新年のご挨拶 – 会長理事 河野 洋平
会員のみなさま、明けましておめでとうございます。年頭にあたり一言ご挨拶を申し上げます。
新型コロナウイルスとの共存が進み、社会経済活動の正常化がようやく現実のものとなりつつあります。しかし一方、ロシアによるウクライナ侵攻、イスラエル・パレスチナ情勢の悪化などの地政学的リスク、これらに端を発するエネルギーや穀物・肥料等の価格高騰による世界的なインフレの進行、急速に進む地球温暖化による自然災害や国民生活への影響など、われわれを取り巻く世界的な環境は決して、手放しで安泰とばかりは言えないように思います。
ここ数年間、経済的活動や文化的活動などが制約を受ける中、競馬界および軽種馬生産界はともに好成績を維持することができました。特に昨年は、ウイズコロナが進み、国民の皆様の余暇の楽しみ方や各種レジャー産業も平常モードとなり、勝馬投票券の売り上げが心配されましたが、中央競馬、地方競馬ともにほぼ前年並みを維持できました。これは何よりも競馬や競走馬を支えてくださった人々のおかげであり、まずはそうした方々に感謝申し上げたいと思います。

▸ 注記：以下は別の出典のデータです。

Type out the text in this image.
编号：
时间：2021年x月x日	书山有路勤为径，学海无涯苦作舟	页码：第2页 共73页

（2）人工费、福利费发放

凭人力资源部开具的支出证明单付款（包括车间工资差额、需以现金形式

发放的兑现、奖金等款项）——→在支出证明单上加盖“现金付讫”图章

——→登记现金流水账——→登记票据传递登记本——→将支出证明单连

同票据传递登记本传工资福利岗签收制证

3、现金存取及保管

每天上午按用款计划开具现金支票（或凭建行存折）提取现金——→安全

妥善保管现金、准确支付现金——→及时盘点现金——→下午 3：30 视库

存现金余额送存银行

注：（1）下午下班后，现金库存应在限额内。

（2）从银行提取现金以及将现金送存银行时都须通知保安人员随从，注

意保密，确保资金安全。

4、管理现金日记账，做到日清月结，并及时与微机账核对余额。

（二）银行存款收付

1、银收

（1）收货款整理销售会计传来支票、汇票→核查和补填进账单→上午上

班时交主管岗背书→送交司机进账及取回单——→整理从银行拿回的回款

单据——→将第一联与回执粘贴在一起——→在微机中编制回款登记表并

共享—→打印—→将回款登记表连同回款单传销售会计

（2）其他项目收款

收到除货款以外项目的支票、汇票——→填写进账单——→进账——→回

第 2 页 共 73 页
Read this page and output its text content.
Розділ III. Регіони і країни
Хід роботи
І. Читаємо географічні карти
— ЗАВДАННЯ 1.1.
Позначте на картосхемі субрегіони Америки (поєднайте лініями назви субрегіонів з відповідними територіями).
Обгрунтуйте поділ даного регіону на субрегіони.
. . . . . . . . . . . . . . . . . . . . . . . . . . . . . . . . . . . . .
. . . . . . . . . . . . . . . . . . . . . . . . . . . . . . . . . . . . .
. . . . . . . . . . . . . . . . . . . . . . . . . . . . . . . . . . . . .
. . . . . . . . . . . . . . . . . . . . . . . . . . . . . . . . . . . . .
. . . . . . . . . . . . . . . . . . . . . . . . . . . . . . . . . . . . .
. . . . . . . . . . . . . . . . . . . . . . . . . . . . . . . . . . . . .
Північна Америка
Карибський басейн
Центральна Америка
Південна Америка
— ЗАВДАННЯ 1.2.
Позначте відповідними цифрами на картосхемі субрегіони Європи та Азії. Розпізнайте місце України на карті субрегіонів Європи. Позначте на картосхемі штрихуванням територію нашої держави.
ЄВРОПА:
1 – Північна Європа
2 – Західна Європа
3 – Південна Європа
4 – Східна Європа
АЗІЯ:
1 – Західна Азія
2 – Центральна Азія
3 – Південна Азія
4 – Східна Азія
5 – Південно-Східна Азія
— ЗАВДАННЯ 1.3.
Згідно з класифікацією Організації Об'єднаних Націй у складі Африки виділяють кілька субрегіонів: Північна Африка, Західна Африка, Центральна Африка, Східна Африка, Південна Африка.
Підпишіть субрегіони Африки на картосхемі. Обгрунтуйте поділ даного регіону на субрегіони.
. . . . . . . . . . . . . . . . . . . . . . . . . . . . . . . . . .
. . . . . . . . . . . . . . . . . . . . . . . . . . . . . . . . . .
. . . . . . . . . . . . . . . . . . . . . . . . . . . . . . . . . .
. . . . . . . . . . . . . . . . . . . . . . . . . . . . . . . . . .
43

現在の軽種馬生産界は、中央競馬、地方競馬の勝馬投票券の発売金拡大を背景とした軽種馬の購買意欲の向上により、せり市場の成績が右肩上がりに推移するなど好況の中にあります。また、一昨年11月の競馬法の一部改正では馬産地への支援措置が恒久化されるなど、これまでにない恵まれた環境下にあります。
せり市場を見ると、当歳・1歳・2歳馬が市場全体で、売却頭数2,739頭、売却率81.2%、総売上額が529億円を超えるなどいずれも過去最高を記録し、総売上額については13年連続で前年を上回るなどの快挙達成となりました。
これには、勝馬投票券の売り上げ増大による新規馬主層の拡大はもちろんのこと、地方競馬の主催者、馬主会による新馬入厩促進策、団体購買や購買補助制度の充実などの後押しも大きいと思います。
しかしながら、一方では軽種馬生産をサステナブルなものにするために欠くことのできない後継者や従事者、獣医師など各分野の担い手が不足しています。
また、今後はアニマルウエルフェアの精神に則った軽種馬の生産、競走馬のセカンドキャリアなど、将来にわたり取り組まなくてはならない課題も山積しています。状況の良い今だからこそ、こうした問題に生産界全体が心を一つにして、創意エ夫をして真摯に取り組み、解決の道筋をつけなければならないと思います。
2024年、競馬界は新たに「全日本的なダート競走の体系整備」に取り組みます。特に3歳ダート三冠競走の創設は競馬ファンの関心を集めるでしょうし、3歳ダートチャンピオンを決定することで、その競争はさらに厳しくなり、日本産馬の更なる資質向上につながるものと期待しています。
本協会の種牡馬も手をこまねいて見ているわけにはいきません。昨年は世界の舞台米国のブリーダーズカップにおいて、短距離戦では今年デビューを迎えるノーブルミッション(GB)産駒と活躍馬を次々に輩出するデクラレーションオブウォー(USA)産駒がワンツーフィニッシュ、2歳戦でも新進気鋭のカラヴァッジオ(USA)産駒が2着の活躍を見せています。
さらに本年供用の新種牡馬として北米の2歳総合・ファーストクロップサイアーズランキング勝馬頭数首位のシャープアステカ(USA)を導入し、陣容を厚くしています。みなさまにご活用いただけるよう全力で取り組んで参ります。
本年はまたもう一つイベントがございます。世界の主要なサラブレッド生産国・組織の25メンバーで構成される国際サラブレッド生産者連盟(ITBF)の会議をわが国で開催することになっています。日本では2006年以来の開催で、日程は5月18日~24日を予定しています。ITBFの総会、獣医師会議の他、北海道のみなさま方の種馬場、育成牧場も訪問する予定です。どうぞご協力をよろしくお願いします。
新しい年がみなさまにとって、素晴らしい年になるよう祈念いたしまして、新年のご挨拶とさせていただきます。